Autoportrait, Jacopo Robusti, 1547.© PHILADELPHIA MUSEUM OF ART

A Star Was Born

L’exposition de Cologne relate la montée en puissance d’un ambitieux qui, dès son entrée en peinture, cherche à se faire remarquer, multipliant les audaces visuelles pour attirer les regards. Tableaux monumentaux, perspectives chahutées – on pense au renversant Deucalion et Pyrrha priant devant la statue de la déesse Thémis (1541 – 1542), une vision dite  » di sotto in sù « , comprendre  » de dessous vers le haut  » – ou compositions auxquelles il confère une dimension acoustique… Le Tintoret ne ménage pas ses effets pour se faire un nom. Il n’est pas seulement un génie précoce, il est un inventeur qui bouleverse les perspectives et les formes de son temps. Son art sera pour lui l’occasion de participer au discours de l’époque au coeur d’une ville, Venise, qui fait office de carrefour culturel où se croisent éditeurs et artistes. Comme l’a écrit Sartre dans un ouvrage qu’il lui a consacré :  » Robusti, c’est l’homme que la peinture a choisi, vers le milieu du xvie siècle, pour faire éclater en lui ses contradictions. Il fait ce qu’il veut de ses doigts, il excelle dans un art à bout de souffle : précisément pour cela, il en découvre l’insuffisance : c’est en son propre coeur que cet art passe aux aveux et se déclare périmé. Le jeune homme se fût accusé lui-même si des insuffisances – on en trouve au début chez les plus grands – l’eussent forcé de remettre sur le métier sans cesse des ouvrages sans cesse imparfaits. Comment distinguer, dans la nappe, ce qui vient de l’héritage et ce qui vient de l’héritier. Mais il a, comme Rembrandt, cette chance funeste de réussir d’abord : il s’établit dès vingt ans, on l’estime, on le recherche.  »
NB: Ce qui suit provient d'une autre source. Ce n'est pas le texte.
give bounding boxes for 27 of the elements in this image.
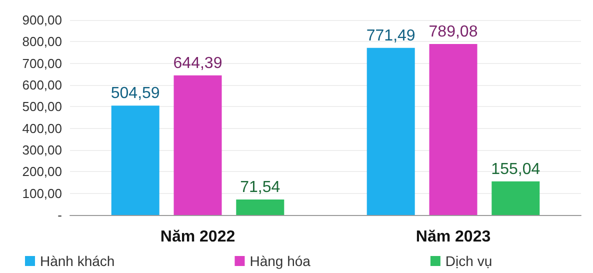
legend-label: Hàng hóa: [250, 253, 311, 269]
x-tick-label: Năm 2023: [416, 228, 491, 246]
bar: [366, 48, 415, 215]
bar: [111, 106, 160, 215]
y-tick-label: 200,00: [22, 164, 62, 180]
data-label: 644,39: [173, 54, 222, 72]
bar: [492, 181, 540, 215]
bar: [429, 44, 478, 215]
data-label: 71,54: [240, 179, 280, 196]
bar: [174, 75, 222, 215]
legend-label: Dịch vụ: [445, 253, 492, 269]
y-tick-label: 800,00: [22, 34, 62, 50]
y-tick-label: 400,00: [22, 120, 62, 136]
y-tick-label: 500,00: [22, 99, 62, 114]
y-tick-label: 700,00: [22, 56, 62, 71]
y-tick-label: 100,00: [22, 186, 62, 201]
y-tick-label: 300,00: [22, 142, 62, 158]
legend-label: Hành khách: [40, 253, 115, 269]
y-tick-label: 600,00: [22, 78, 62, 92]
x-tick-label: Năm 2022: [160, 228, 236, 246]
y-tick-label: 900,00: [22, 12, 62, 28]
data-label: 155,04: [491, 160, 540, 178]
bar: [236, 200, 284, 215]
data-label: 504,59: [110, 85, 160, 102]
y-tick-label: -: [58, 208, 62, 222]
data-label: 771,49: [366, 27, 416, 44]
data-label: 789,08: [428, 24, 478, 41]
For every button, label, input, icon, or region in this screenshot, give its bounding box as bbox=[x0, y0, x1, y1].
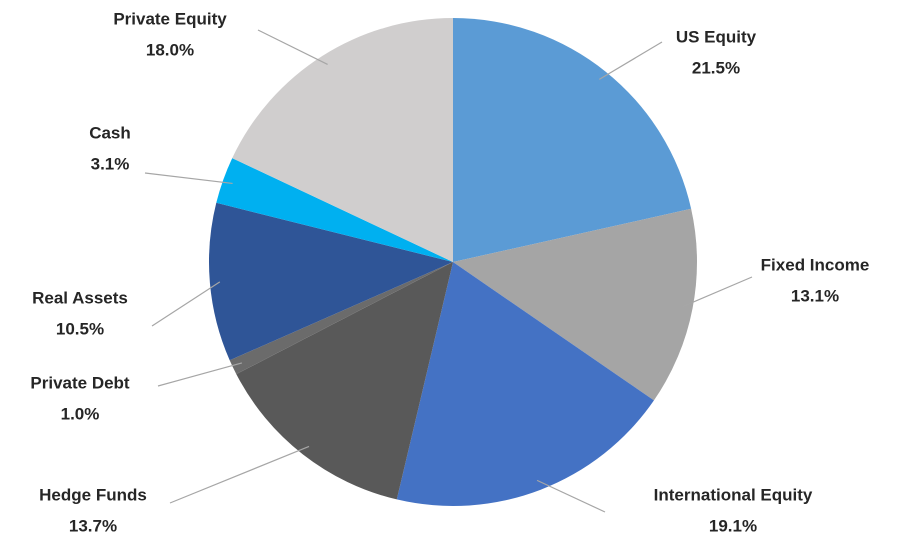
category-label: US Equity bbox=[676, 27, 757, 46]
leader-line bbox=[257, 29, 328, 65]
value-label: 19.1% bbox=[709, 516, 757, 535]
value-label: 13.1% bbox=[791, 286, 839, 305]
leader-line bbox=[144, 172, 233, 185]
category-label: Private Debt bbox=[30, 373, 130, 392]
leader-line bbox=[169, 445, 310, 504]
value-label: 10.5% bbox=[56, 319, 104, 338]
pie-slice bbox=[453, 18, 692, 262]
value-label: 1.0% bbox=[61, 404, 100, 423]
category-label: Real Assets bbox=[32, 288, 128, 307]
leader-line bbox=[598, 41, 663, 80]
leader-line bbox=[157, 362, 243, 387]
category-label: International Equity bbox=[654, 485, 813, 504]
category-label: Hedge Funds bbox=[39, 485, 147, 504]
pie-slice bbox=[453, 208, 697, 401]
leader-line bbox=[682, 276, 753, 308]
category-label: Cash bbox=[89, 123, 131, 142]
pie-slice bbox=[209, 202, 453, 361]
value-label: 3.1% bbox=[91, 154, 130, 173]
value-label: 21.5% bbox=[692, 58, 740, 77]
value-label: 13.7% bbox=[69, 516, 117, 535]
value-label: 18.0% bbox=[146, 40, 194, 59]
category-label: Private Equity bbox=[113, 9, 227, 28]
pie-slice bbox=[232, 18, 453, 262]
leader-line bbox=[536, 479, 606, 513]
pie-slice bbox=[396, 262, 654, 506]
category-label: Fixed Income bbox=[761, 255, 870, 274]
pie-slice bbox=[216, 158, 453, 262]
pie-slice bbox=[236, 262, 453, 500]
leader-line bbox=[151, 281, 221, 327]
pie-slice bbox=[229, 262, 453, 375]
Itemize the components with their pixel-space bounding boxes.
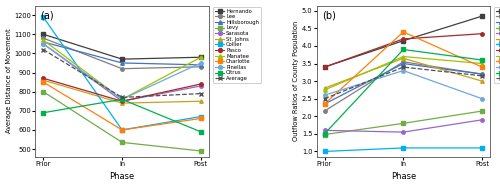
Legend: Hernando, Lee, Hillsborough, Levy, Sarasota, St. Johns, Collier, Pasco, Manatee,: Hernando, Lee, Hillsborough, Levy, Saras… [213, 7, 261, 83]
Y-axis label: Outflow Ratios of County Population: Outflow Ratios of County Population [293, 21, 299, 141]
X-axis label: Phase: Phase [390, 172, 416, 181]
Text: (b): (b) [322, 10, 336, 20]
Y-axis label: Average Distance of Movement: Average Distance of Movement [6, 29, 12, 134]
Legend: Hernando, Lee, Hillsborough, Levy, Sarasota, St. Johns, Collier, Pasco, Manatee,: Hernando, Lee, Hillsborough, Levy, Saras… [494, 7, 500, 83]
X-axis label: Phase: Phase [110, 172, 134, 181]
Text: (a): (a) [40, 10, 54, 20]
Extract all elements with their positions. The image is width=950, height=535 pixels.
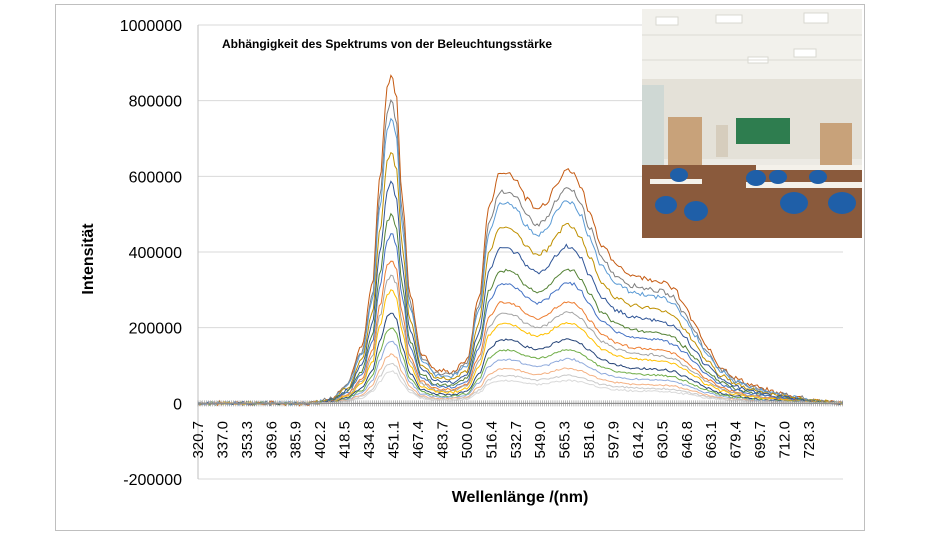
series-line-10 [198,289,843,406]
series-line-6 [198,212,843,406]
y-tick-label: 600000 [129,169,182,186]
x-tick-label: 532.7 [508,421,525,459]
y-tick-label: 400000 [129,245,182,262]
x-tick-label: 337.0 [214,421,231,459]
x-tick-label: 385.9 [288,421,305,459]
x-tick-label: 320.7 [190,421,207,459]
y-tick-label: 200000 [129,321,182,338]
x-tick-label: 418.5 [337,421,354,459]
x-tick-label: 549.0 [532,421,549,459]
x-tick-label: 679.4 [728,421,745,459]
y-axis-title: Intensität [80,223,97,295]
x-tick-labels: 320.7 337.0 353.3 369.6 385.9 402.2 418.5 434.8… [190,421,818,459]
axes [197,25,844,479]
x-tick-label: 597.9 [606,421,623,459]
chart-frame: 1000000 800000 600000 400000 200000 0 -200000 … [55,4,865,531]
x-tick-label: 402.2 [312,421,329,459]
x-tick-label: 483.7 [434,421,451,459]
chart-title: Abhängigkeit des Spektrums von der Beleu… [222,37,552,51]
x-tick-label: 516.4 [483,421,500,459]
x-tick-label: 614.2 [630,421,647,459]
classroom-photo [642,9,862,238]
y-tick-label: 0 [173,396,182,413]
y-tick-labels: 1000000 800000 600000 400000 200000 0 -200000 [120,18,182,489]
x-tick-label: 434.8 [361,421,378,459]
y-tick-label: -200000 [123,472,182,489]
x-tick-label: 663.1 [703,421,720,459]
x-tick-label: 728.3 [801,421,818,459]
y-tick-label: 800000 [129,94,182,111]
x-tick-label: 467.4 [410,421,427,459]
x-axis-title: Wellenlänge /(nm) [452,489,589,506]
x-tick-label: 353.3 [239,421,256,459]
y-tick-label: 1000000 [120,18,182,35]
x-tick-label: 695.7 [752,421,769,459]
x-tick-label: 500.0 [459,421,476,459]
x-tick-label: 712.0 [777,421,794,459]
x-tick-label: 565.3 [557,421,574,459]
x-tick-label: 646.8 [679,421,696,459]
x-tick-label: 451.1 [385,421,402,459]
chart-area: 10000008000006000004000002000000-200000 … [80,9,862,506]
x-tick-label: 369.6 [263,421,280,459]
series-line-8 [198,260,843,406]
x-tick-label: 581.6 [581,421,598,459]
x-tick-label: 630.5 [654,421,671,459]
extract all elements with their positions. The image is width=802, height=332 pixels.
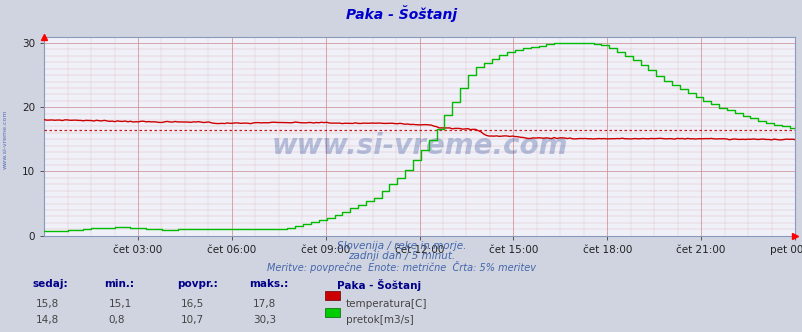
Text: 17,8: 17,8 [253,299,276,309]
Text: pretok[m3/s]: pretok[m3/s] [346,315,413,325]
Text: temperatura[C]: temperatura[C] [346,299,427,309]
Text: Paka - Šoštanj: Paka - Šoštanj [346,5,456,22]
Text: 16,5: 16,5 [180,299,204,309]
Text: 15,1: 15,1 [108,299,132,309]
Text: 30,3: 30,3 [253,315,276,325]
Text: 14,8: 14,8 [36,315,59,325]
Text: zadnji dan / 5 minut.: zadnji dan / 5 minut. [347,251,455,261]
Text: maks.:: maks.: [249,279,288,289]
Text: min.:: min.: [104,279,134,289]
Text: www.si-vreme.com: www.si-vreme.com [3,110,8,169]
Text: Meritve: povprečne  Enote: metrične  Črta: 5% meritev: Meritve: povprečne Enote: metrične Črta:… [267,261,535,273]
Text: 15,8: 15,8 [36,299,59,309]
Text: 0,8: 0,8 [108,315,125,325]
Text: 10,7: 10,7 [180,315,204,325]
Text: www.si-vreme.com: www.si-vreme.com [271,132,567,160]
Text: sedaj:: sedaj: [32,279,67,289]
Text: Slovenija / reke in morje.: Slovenija / reke in morje. [336,241,466,251]
Text: Paka - Šoštanj: Paka - Šoštanj [337,279,421,291]
Text: povpr.:: povpr.: [176,279,217,289]
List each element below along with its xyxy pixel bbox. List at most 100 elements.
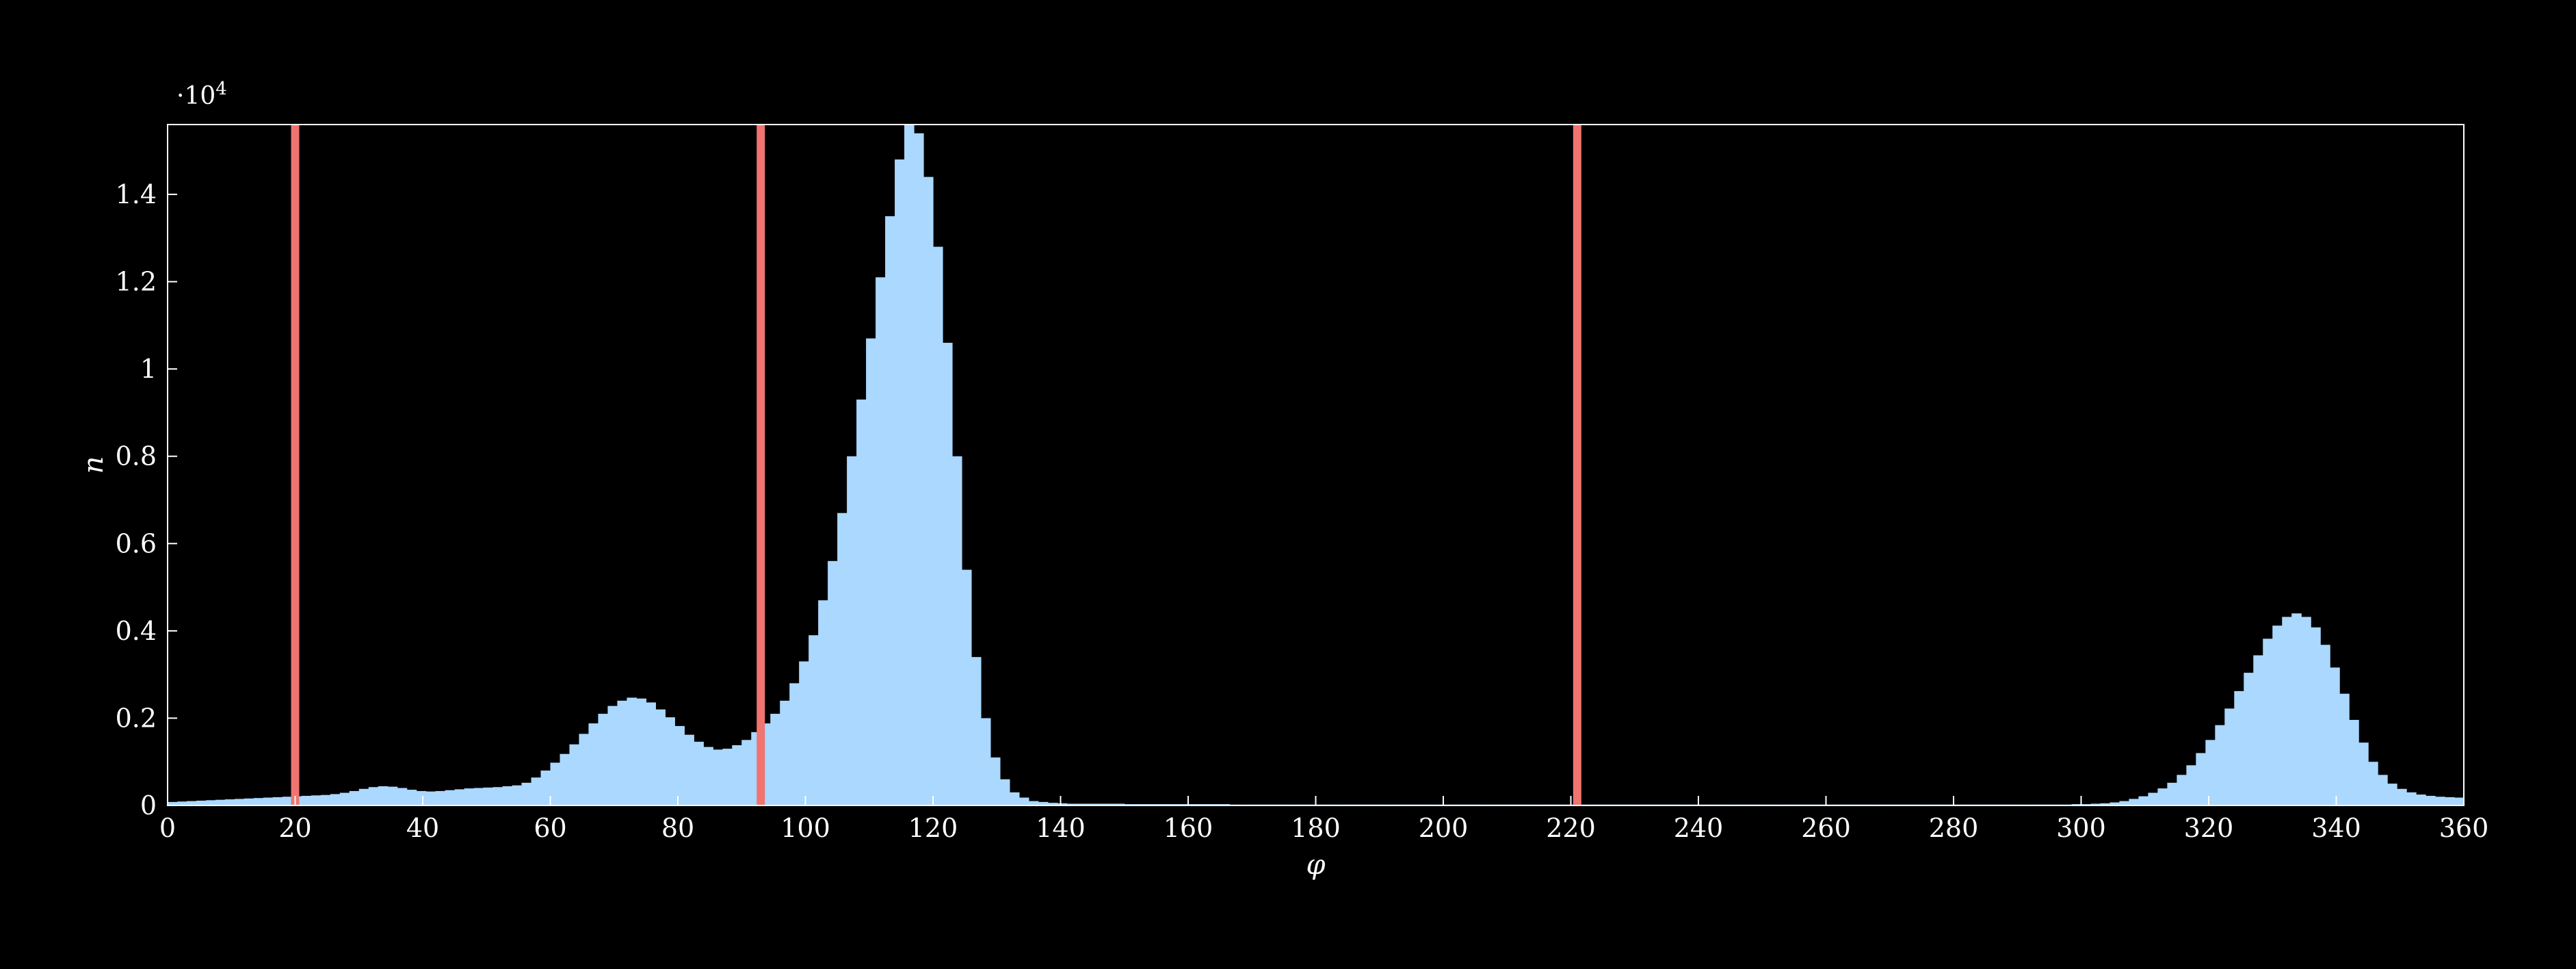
histogram-bar (2358, 742, 2369, 805)
histogram-bar (369, 787, 379, 805)
histogram-bar (799, 662, 809, 805)
histogram-bar (445, 790, 456, 805)
x-tick-label: 240 (1674, 813, 1724, 843)
histogram-bar (962, 570, 972, 805)
histogram-bar (741, 740, 752, 805)
histogram-bar (2378, 775, 2388, 805)
y-tick-label: 0.6 (116, 528, 157, 558)
histogram-bar (636, 699, 646, 805)
y-scale-exponent: 4 (215, 79, 227, 99)
histogram-bar (426, 792, 436, 805)
histogram-bar (789, 683, 800, 805)
x-tick-label: 180 (1291, 813, 1341, 843)
histogram-bar (263, 798, 274, 805)
histogram-bar (856, 400, 867, 805)
histogram-bar (2320, 645, 2330, 805)
y-axis-label: n (78, 456, 109, 474)
y-tick-label: 0.2 (116, 703, 157, 733)
histogram-bar (722, 749, 733, 805)
histogram-bar (2368, 762, 2378, 805)
histogram-bar (665, 717, 675, 805)
histogram-bar (828, 561, 838, 805)
histogram-bar (923, 177, 934, 805)
histogram-bar (866, 339, 876, 805)
histogram-bar (981, 718, 991, 805)
histogram-bar (876, 277, 886, 805)
histogram-bar (244, 799, 254, 805)
x-tick-label: 280 (1929, 813, 1979, 843)
y-scale-base: ·10 (176, 82, 215, 110)
x-tick-label: 300 (2056, 813, 2106, 843)
histogram-bar (2311, 628, 2321, 805)
x-tick-label: 120 (908, 813, 958, 843)
histogram-bar (2244, 673, 2254, 805)
histogram-bar (579, 734, 589, 805)
y-axis-scale-multiplier: ·104 (176, 79, 227, 110)
x-axis-label: φ (1306, 849, 1325, 881)
histogram-bar (2339, 694, 2350, 805)
histogram-bar (837, 513, 847, 805)
histogram-bar (225, 799, 235, 805)
histogram-bar (598, 714, 608, 805)
x-tick-label: 80 (661, 813, 694, 843)
histogram-bar (2177, 775, 2187, 805)
y-tick-label: 1 (140, 354, 157, 384)
histogram-bar (847, 456, 857, 805)
histogram-bar (904, 125, 915, 805)
plot-frame (168, 125, 2464, 805)
histogram-bar (2148, 793, 2158, 805)
histogram-bar (607, 706, 618, 805)
histogram-bar (674, 726, 685, 805)
histogram-bar (2129, 799, 2139, 805)
x-tick-label: 320 (2184, 813, 2234, 843)
x-tick-label: 260 (1801, 813, 1851, 843)
x-tick-label: 360 (2439, 813, 2489, 843)
x-tick-label: 200 (1419, 813, 1469, 843)
histogram-bar (196, 801, 207, 805)
histogram-bar (436, 791, 446, 805)
histogram-bar (2167, 783, 2177, 805)
histogram-bar (627, 697, 637, 805)
histogram-bar (895, 159, 905, 805)
y-tick-label: 0 (140, 790, 157, 821)
histogram-bar (2253, 656, 2263, 805)
histogram-bar (484, 788, 494, 805)
histogram-bar (2445, 797, 2455, 805)
histogram-bar (1000, 779, 1010, 805)
histogram-bar (2215, 725, 2225, 805)
histogram-bar (588, 723, 599, 805)
histogram-bar (818, 600, 828, 805)
histogram-bar (273, 797, 283, 805)
histogram-bar (551, 762, 561, 805)
histogram-bar (235, 799, 245, 805)
histogram-bar (541, 771, 551, 805)
x-tick-label: 140 (1036, 813, 1086, 843)
histogram-bar (2330, 667, 2340, 805)
histogram-bar (713, 749, 723, 805)
histogram-bar (2272, 625, 2283, 805)
histogram-bar (493, 787, 503, 805)
histogram-bar (350, 791, 360, 805)
x-tick-label: 160 (1164, 813, 1213, 843)
histogram-bar (2263, 638, 2273, 805)
histogram-bar (2234, 691, 2244, 805)
histogram-bar (2157, 788, 2168, 805)
x-tick-label: 60 (534, 813, 566, 843)
histogram-bar (617, 701, 627, 805)
histogram-bar (512, 786, 523, 805)
histogram-bar (2224, 708, 2235, 805)
histogram-bar (2282, 617, 2292, 805)
histogram-bar (2435, 797, 2445, 805)
x-tick-label: 0 (159, 813, 176, 843)
histogram-bar (694, 742, 704, 805)
histogram-bar (560, 754, 570, 805)
histogram-bar (388, 787, 398, 805)
histogram-bar (2196, 753, 2206, 805)
y-tick-label: 1.4 (116, 179, 157, 209)
histogram-bar (531, 777, 542, 805)
histogram-bar (455, 789, 465, 805)
histogram-bar (464, 788, 475, 805)
histogram-bar (2426, 796, 2436, 805)
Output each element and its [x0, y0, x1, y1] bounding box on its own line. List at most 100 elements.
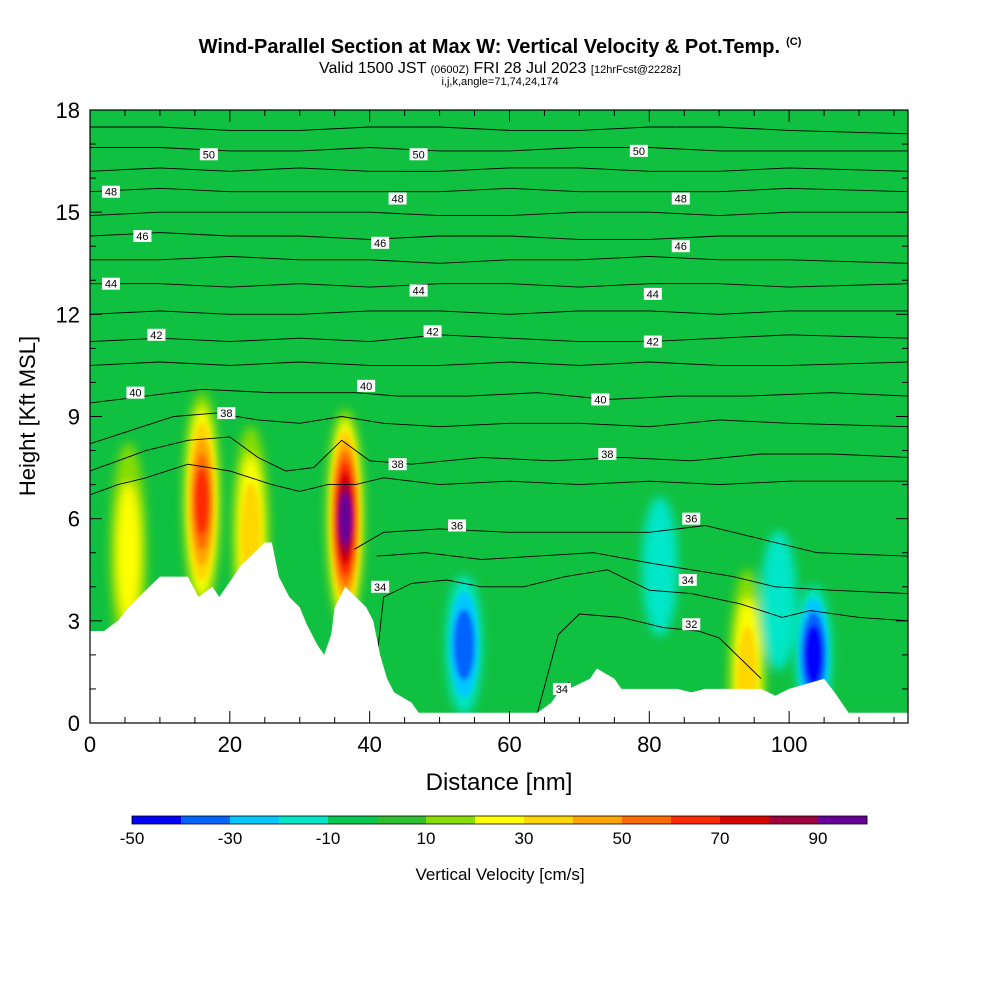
contour-label-box [591, 393, 610, 406]
colorbar-swatch [279, 816, 329, 824]
colorbar-tick-label: -30 [218, 829, 243, 848]
y-tick-label: 12 [56, 302, 80, 327]
colorbar-swatch [426, 816, 476, 824]
contour-label-box [388, 192, 407, 205]
contour-label-text: 48 [105, 187, 117, 199]
title-main: Wind-Parallel Section at Max W: Vertical… [198, 36, 781, 58]
contour-label-42: 42 [423, 325, 442, 338]
colorbar [131, 815, 868, 825]
contour-label-38: 38 [388, 458, 407, 471]
isentrope-36 [354, 525, 908, 557]
contour-label-text: 34 [374, 582, 386, 594]
contour-label-text: 48 [675, 194, 687, 206]
colorbar-swatch [230, 816, 280, 824]
contour-label-44: 44 [101, 277, 120, 291]
downdraft-band [804, 624, 823, 685]
contour-label-box [598, 447, 617, 460]
y-tick-label: 9 [68, 405, 80, 430]
contour-label-box [101, 277, 120, 290]
isentrope-32 [537, 613, 762, 713]
contour-label-36: 36 [448, 519, 467, 532]
contour-label-box [671, 192, 690, 205]
y-tick-label: 15 [56, 200, 80, 225]
contour-label-42: 42 [147, 328, 166, 342]
x-axis-label: Distance [nm] [426, 769, 573, 796]
downdraft-band [641, 496, 678, 637]
contour-label-32: 32 [682, 618, 701, 631]
contour-label-box [682, 512, 701, 525]
x-tick-label: 0 [84, 732, 96, 757]
contour-label-box [217, 407, 236, 420]
contour-label-box [357, 379, 376, 392]
y-tick-label: 18 [56, 98, 80, 123]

Dès l’entrée, on s’arrête sur l’une des toiles du maître, qui raconte la vingtaine flamboyante de ce prodige de la Renaissance ayant reçu très tôt le statut de  » magister « , passeport obligatoire pour ouvrir son propre atelier. Le Christ parmi les docteurs : la toile, qui date de 1539, instaure l’une de ces perspectives qui renouvellent la tradition. Le Tintoret adopte le point de vue profane de Marie qui découvre un spectacle incroyable : après trois jours de recherches angoissées, elle retrouve enfin son fils. Au milieu d’un décor chaotique, dont on imagine sans peine les bavardages désordonnés et les résonances solennelles, Jésus bouscule les certitudes des docteurs qui manipulent des livres disproportionnés. Ce sont les yeux et le corps de La Vierge qui plongent le spectateur au coeur de la scène. Le Christ, quant à lui, se découvre comme un personnage lointain nettement plus petit que ceux du premier plan, il tend les bras vers sa mère, dessinant ainsi l’axe central du tableau, un aller-retour qui balaie le désordre ambiant. Ces retrouvailles de la mère et de l’enfant s’affichent totalement novatrices au regard des dispositifs médiévaux habituels – dans lesquels Jésus occupe forcément une place proéminente – qui prévalent encore à l’époque. Difficile de trouver meilleure illustration de la cinématographie des tableaux du Tintoret : le peintre sait mieux que personne où placer sa caméra. Un autre tableau retient l’attention, qui dit tout aussi bien le génie du Vénitien : il s’agit du Labyrinthe de l’amour (1537 – 1538), un chef-d’oeuvre qui appartient à la reine Elisabeth II d’Angleterre. Exposée pour la première fois, la toile a longtemps été attribuée à un artiste flamand avant que Roland Krischel, commissaire de l’accrochage, ne rétablisse la vérité. Une fois encore, le propos allégorique est servi par des agencements impeccables et une grande précision chromatique débouchant sur d’impressionnants rendus de matière. On retrouve, portée à un niveau supérieur de raffinement, la fascination que l’on peut éprouver dans certains tableaux foisonnants de Breughel l’Ancien…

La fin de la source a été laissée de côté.